PLANETARIUM

En touchant l'autre nuit l'intérieur de la frêle,
La frêle et délicate et bourgeonnante enfant,
Excusez-moi du peu, je la pris sous mon aile,
N'ignorant point bien sûr ses attraits déroutants.
Pincez-moi le coeur ma chère Dame Nature
Pour me convaincre envers cet amour balbutiant,
Qu'au clair de lune prochain celui-ci perdure,
Car depuis que je suis, c'est un peu foudroyant,
Aucun d'eux n'a tenu, ma peine est bien notoire,
N'a guère durée plus, que vingt soleils c'est tout,
Ayant pourtant cherché pourquoi pour chaque histoire
Cupidon me décoche une flèche à deux sous.
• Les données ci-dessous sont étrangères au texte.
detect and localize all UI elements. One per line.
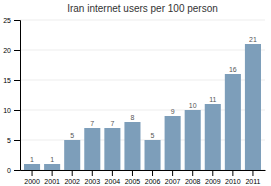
bar [225, 74, 241, 170]
bars [24, 44, 261, 170]
x-tick: 2004 [105, 170, 121, 185]
y-tick-mark [14, 80, 20, 81]
grid-line [20, 50, 265, 51]
x-tick: 2006 [145, 170, 161, 185]
x-tick-label: 2011 [245, 178, 260, 185]
x-tick-label: 2004 [105, 178, 121, 185]
y-tick: 0 [7, 167, 20, 174]
y-tick-label: 15 [3, 77, 11, 84]
x-tick-mark [192, 170, 193, 176]
y-tick: 15 [3, 77, 20, 84]
x-tick: 2002 [64, 170, 80, 185]
y-tick-mark [14, 140, 20, 141]
x-tick-mark [172, 170, 173, 176]
data-label: 11 [209, 96, 216, 103]
chart-container: 1157785910111621200020012002200320042005… [0, 0, 271, 186]
x-tick: 2001 [44, 170, 60, 185]
data-label: 16 [229, 66, 237, 73]
x-tick-label: 2005 [125, 178, 141, 185]
y-tick: 25 [3, 17, 20, 24]
bar [185, 110, 201, 170]
x-tick: 2010 [225, 170, 241, 185]
x-tick: 2003 [85, 170, 101, 185]
data-label: 21 [249, 36, 257, 43]
bar [44, 164, 60, 170]
chart-svg: 1157785910111621200020012002200320042005… [0, 0, 271, 186]
grid-line [20, 20, 265, 21]
data-label: 9 [171, 108, 175, 115]
bar [104, 128, 120, 170]
y-tick-label: 25 [3, 17, 11, 24]
x-tick-mark [132, 170, 133, 176]
x-tick-label: 2010 [225, 178, 241, 185]
x-tick-label: 2006 [145, 178, 161, 185]
y-axis-line [14, 21, 21, 171]
x-tick-mark [92, 170, 93, 176]
x-tick-mark [152, 170, 153, 176]
x-tick-label: 2008 [185, 178, 201, 185]
y-axis: 0 5 10 15 20 25 [3, 17, 20, 174]
x-tick-label: 2009 [205, 178, 221, 185]
bar [84, 128, 100, 170]
y-tick: 5 [7, 137, 20, 144]
data-label: 1 [50, 156, 54, 163]
bar [165, 116, 181, 170]
y-tick-mark [14, 170, 20, 171]
x-tick: 2007 [165, 170, 181, 185]
data-label: 5 [151, 132, 155, 139]
y-tick-mark [14, 110, 20, 111]
x-tick-mark [252, 170, 253, 176]
x-tick-label: 2003 [85, 178, 101, 185]
data-label: 10 [189, 102, 197, 109]
x-tick-label: 2002 [64, 178, 80, 185]
x-tick-mark [52, 170, 53, 176]
data-label: 7 [90, 120, 94, 127]
y-tick-label: 5 [7, 137, 11, 144]
bar [205, 104, 221, 170]
x-tick: 2000 [24, 170, 40, 185]
x-tick-mark [212, 170, 213, 176]
bar [124, 122, 140, 170]
bar [145, 140, 161, 170]
y-tick-mark [14, 20, 20, 21]
y-tick-mark [14, 50, 20, 51]
bar [24, 164, 40, 170]
x-tick: 2008 [185, 170, 201, 185]
y-tick-label: 20 [3, 47, 11, 54]
x-tick-label: 2001 [44, 178, 60, 185]
x-tick-mark [32, 170, 33, 176]
x-tick-mark [72, 170, 73, 176]
x-tick: 2009 [205, 170, 221, 185]
x-tick-mark [232, 170, 233, 176]
y-tick-label: 0 [7, 167, 11, 174]
data-label: 8 [131, 114, 135, 121]
x-axis-line [21, 170, 266, 171]
data-label: 7 [110, 120, 114, 127]
data-label: 1 [30, 156, 34, 163]
y-tick: 10 [3, 107, 20, 114]
grid [20, 20, 265, 170]
y-tick: 20 [3, 47, 20, 54]
x-tick-mark [112, 170, 113, 176]
x-tick: 2011 [245, 170, 260, 185]
x-tick: 2005 [125, 170, 141, 185]
x-tick-label: 2007 [165, 178, 181, 185]
bar [245, 44, 261, 170]
x-axis: 2000 2001 2002 2003 2004 2005 2006 2007 2008 2009… [21, 170, 266, 185]
plot: 1157785910111621200020012002200320042005… [3, 17, 265, 185]
data-labels: 1157785910111621 [30, 36, 257, 163]
data-label: 5 [70, 132, 74, 139]
title: Iran internet users per 100 person [67, 3, 218, 14]
bar [64, 140, 80, 170]
y-tick-label: 10 [3, 107, 11, 114]
x-tick-label: 2000 [24, 178, 40, 185]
Ce coup-ci sans savoir j'ai bien plus d'espérance,
D'espérance à vrai dire qu'onc auparavant,
Sans doute parce que plus grande est l'expérience,
N'ignorant point sûr qu'on apprend tout le temps.
Pincez-moi le coeur ma chère Dame Nature
Pour me convaincre envers cet amour balbutiant,
Qu'au clair de lune prochain celui-ci perdure,
Car depuis que je suis, c'est un peu foudroyant,
Aucun d'eux n'a tenu, ma peine est bien notoire,
N'a guère durée plus, que vingt soleils c'est tout,
Ayant pourtant cherché pourquoi pour chaque histoire
Cupidon me décoche une flèche à deux sous.
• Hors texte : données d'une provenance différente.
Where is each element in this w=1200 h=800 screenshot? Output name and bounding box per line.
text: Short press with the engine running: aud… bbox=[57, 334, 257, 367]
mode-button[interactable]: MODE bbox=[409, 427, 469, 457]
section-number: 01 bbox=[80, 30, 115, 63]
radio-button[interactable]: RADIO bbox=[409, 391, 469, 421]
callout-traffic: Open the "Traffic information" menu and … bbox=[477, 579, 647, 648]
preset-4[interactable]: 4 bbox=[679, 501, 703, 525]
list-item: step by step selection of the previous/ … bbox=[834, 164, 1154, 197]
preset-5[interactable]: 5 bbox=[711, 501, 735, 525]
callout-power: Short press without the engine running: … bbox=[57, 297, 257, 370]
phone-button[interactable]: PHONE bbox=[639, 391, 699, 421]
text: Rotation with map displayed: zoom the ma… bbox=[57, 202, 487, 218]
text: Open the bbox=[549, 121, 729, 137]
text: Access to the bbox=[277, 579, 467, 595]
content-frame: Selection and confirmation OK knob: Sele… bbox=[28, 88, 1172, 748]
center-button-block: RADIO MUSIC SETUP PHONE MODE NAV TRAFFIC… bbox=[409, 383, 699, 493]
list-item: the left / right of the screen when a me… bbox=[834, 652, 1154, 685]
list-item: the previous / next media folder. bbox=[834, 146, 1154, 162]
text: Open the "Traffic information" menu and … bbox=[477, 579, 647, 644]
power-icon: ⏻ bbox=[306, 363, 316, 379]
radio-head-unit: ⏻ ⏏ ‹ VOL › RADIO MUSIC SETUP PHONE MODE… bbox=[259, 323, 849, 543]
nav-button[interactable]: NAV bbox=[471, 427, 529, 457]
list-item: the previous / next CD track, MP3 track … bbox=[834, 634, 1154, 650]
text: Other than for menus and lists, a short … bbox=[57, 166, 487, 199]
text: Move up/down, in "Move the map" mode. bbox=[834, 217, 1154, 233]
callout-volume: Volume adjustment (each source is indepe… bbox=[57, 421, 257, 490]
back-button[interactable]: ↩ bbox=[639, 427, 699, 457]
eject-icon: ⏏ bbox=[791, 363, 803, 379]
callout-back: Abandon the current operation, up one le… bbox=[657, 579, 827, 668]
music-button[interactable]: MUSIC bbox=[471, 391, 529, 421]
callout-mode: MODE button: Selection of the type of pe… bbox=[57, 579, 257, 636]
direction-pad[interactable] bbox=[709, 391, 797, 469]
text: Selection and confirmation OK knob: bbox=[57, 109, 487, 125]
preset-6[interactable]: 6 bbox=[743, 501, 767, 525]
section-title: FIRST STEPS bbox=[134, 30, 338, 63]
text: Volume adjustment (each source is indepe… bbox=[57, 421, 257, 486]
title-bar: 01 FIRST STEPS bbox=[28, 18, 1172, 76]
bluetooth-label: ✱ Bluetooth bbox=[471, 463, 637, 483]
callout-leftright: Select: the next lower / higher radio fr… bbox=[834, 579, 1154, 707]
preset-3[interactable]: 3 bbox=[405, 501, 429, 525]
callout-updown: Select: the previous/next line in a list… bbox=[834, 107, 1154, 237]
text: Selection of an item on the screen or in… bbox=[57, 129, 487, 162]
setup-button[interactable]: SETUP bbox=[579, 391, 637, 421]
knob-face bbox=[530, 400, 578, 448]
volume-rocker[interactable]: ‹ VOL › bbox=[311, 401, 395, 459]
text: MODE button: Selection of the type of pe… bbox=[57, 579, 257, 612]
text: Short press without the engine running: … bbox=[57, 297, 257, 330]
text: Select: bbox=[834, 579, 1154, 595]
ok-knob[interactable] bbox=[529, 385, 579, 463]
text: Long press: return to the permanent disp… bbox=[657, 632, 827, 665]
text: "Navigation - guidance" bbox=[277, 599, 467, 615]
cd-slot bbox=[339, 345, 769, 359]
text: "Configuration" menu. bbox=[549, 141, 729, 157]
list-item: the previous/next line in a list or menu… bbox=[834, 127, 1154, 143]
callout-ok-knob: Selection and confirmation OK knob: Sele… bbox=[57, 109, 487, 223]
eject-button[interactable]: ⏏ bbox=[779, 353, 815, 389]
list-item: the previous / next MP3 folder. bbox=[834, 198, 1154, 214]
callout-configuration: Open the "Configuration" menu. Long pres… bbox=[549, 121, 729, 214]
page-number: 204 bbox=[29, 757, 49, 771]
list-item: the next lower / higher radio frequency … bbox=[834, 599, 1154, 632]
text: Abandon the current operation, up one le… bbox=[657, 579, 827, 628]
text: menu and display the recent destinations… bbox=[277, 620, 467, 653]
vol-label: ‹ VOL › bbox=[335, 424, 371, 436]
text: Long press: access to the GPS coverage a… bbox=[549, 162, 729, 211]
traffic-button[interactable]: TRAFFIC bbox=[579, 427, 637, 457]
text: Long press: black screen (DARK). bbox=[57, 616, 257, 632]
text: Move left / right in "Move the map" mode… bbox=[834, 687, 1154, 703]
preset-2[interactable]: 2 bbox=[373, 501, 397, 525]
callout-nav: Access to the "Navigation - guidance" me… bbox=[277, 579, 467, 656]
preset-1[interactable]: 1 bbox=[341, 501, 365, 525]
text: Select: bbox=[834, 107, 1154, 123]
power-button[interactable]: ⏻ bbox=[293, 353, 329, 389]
Tous les deux nous avons quelques analogies,
Les mêmes passions, les amis, les passe-temps,
Sans compter les valeurs, les rêves, les envies,
N'ignorant point sûr qu'on aim' les changements.
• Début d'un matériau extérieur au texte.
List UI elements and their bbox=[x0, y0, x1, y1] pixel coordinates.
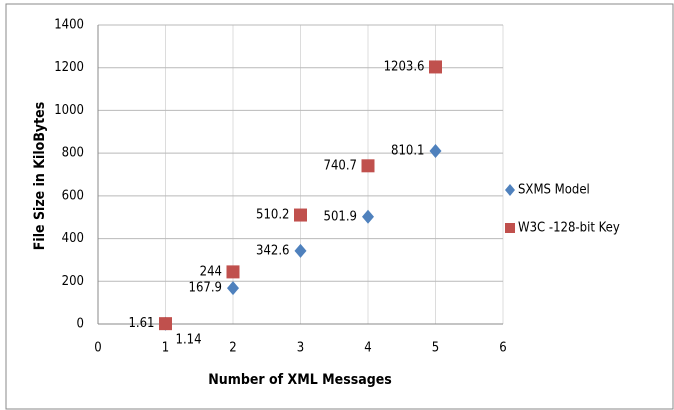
point bbox=[429, 143, 442, 158]
y-tick-label: 1200 bbox=[54, 60, 84, 75]
data-label: 244 bbox=[200, 264, 222, 279]
data-label: 1203.6 bbox=[384, 59, 425, 74]
point bbox=[159, 317, 172, 331]
data-label: 342.6 bbox=[256, 243, 289, 258]
y-tick-label: 1400 bbox=[54, 18, 84, 33]
y-tick-label: 0 bbox=[77, 317, 84, 332]
point bbox=[294, 243, 307, 258]
data-label: 1.14 bbox=[176, 332, 202, 347]
data-label: 810.1 bbox=[391, 143, 424, 158]
data-label: 1.61 bbox=[128, 316, 154, 331]
x-axis-label: Number of XML Messages bbox=[208, 372, 392, 388]
chart-border bbox=[5, 3, 674, 410]
data-label: 510.2 bbox=[256, 208, 289, 223]
point bbox=[362, 209, 374, 224]
y-tick-label: 800 bbox=[62, 146, 84, 161]
x-tick-label: 5 bbox=[432, 341, 439, 356]
point bbox=[227, 281, 239, 296]
y-tick-label: 400 bbox=[62, 231, 84, 246]
point bbox=[361, 159, 375, 173]
legend-marker bbox=[505, 223, 515, 233]
x-tick-label: 1 bbox=[162, 341, 169, 356]
data-label: 740.7 bbox=[324, 158, 357, 173]
legend-marker bbox=[505, 184, 515, 196]
x-tick-label: 3 bbox=[297, 341, 304, 356]
y-axis-label: File Size in KiloBytes bbox=[32, 102, 48, 250]
y-tick-label: 600 bbox=[62, 188, 84, 203]
x-tick-label: 4 bbox=[364, 341, 371, 356]
y-tick-label: 1000 bbox=[54, 103, 84, 118]
legend-label: W3C -128-bit Key bbox=[518, 221, 620, 236]
data-label: 501.9 bbox=[324, 209, 357, 224]
point bbox=[226, 265, 240, 279]
data-label: 167.9 bbox=[189, 281, 222, 296]
y-tick-label: 200 bbox=[62, 274, 84, 289]
x-tick-label: 2 bbox=[229, 341, 236, 356]
x-tick-label: 6 bbox=[499, 341, 506, 356]
x-tick-label: 0 bbox=[94, 341, 101, 356]
legend-label: SXMS Model bbox=[518, 183, 590, 198]
point bbox=[294, 208, 307, 222]
point bbox=[429, 60, 442, 74]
Pincez-moi le coeur ma chère Dame Nature
Pour me convaincre envers cet amour balbutiant,
Qu'au clair de lune prochain celui-ci perdure,
Car depuis que je suis, c'est un peu foudroyant,
Aucun d'eux n'a tenu, ma peine est bien notoire,
N'a guère durée plus, que vingt soleils c'est tout,
Ayant pourtant cherché pourquoi pour chaque histoire
Cupidon me décoche une flèche à deux sous.
Elle m'a dit hier un "je t'aime !" farouche
C'est je cois une preuve, un concret sentiment,
Je ne vois dans cela franchement rien de louche,
N'ignorant point sûr qu'existent les amants.
Pincez-moi le coeur ma chère Dame Nature
Pour me convaincre envers cet amour balbutiant,
Qu'au clair de lune prochain celui-ci perdure,
Car depuis que je suis, c'est un peu foudroyant,
Aucun d'eux n'a tenu, ma peine est bien notoire,
N'a guère durée plus, que vingt soleils c'est tout,
Ayant pourtant cherché pourquoi pour chaque histoire
Cupidon me décoche une flèche à deux sous.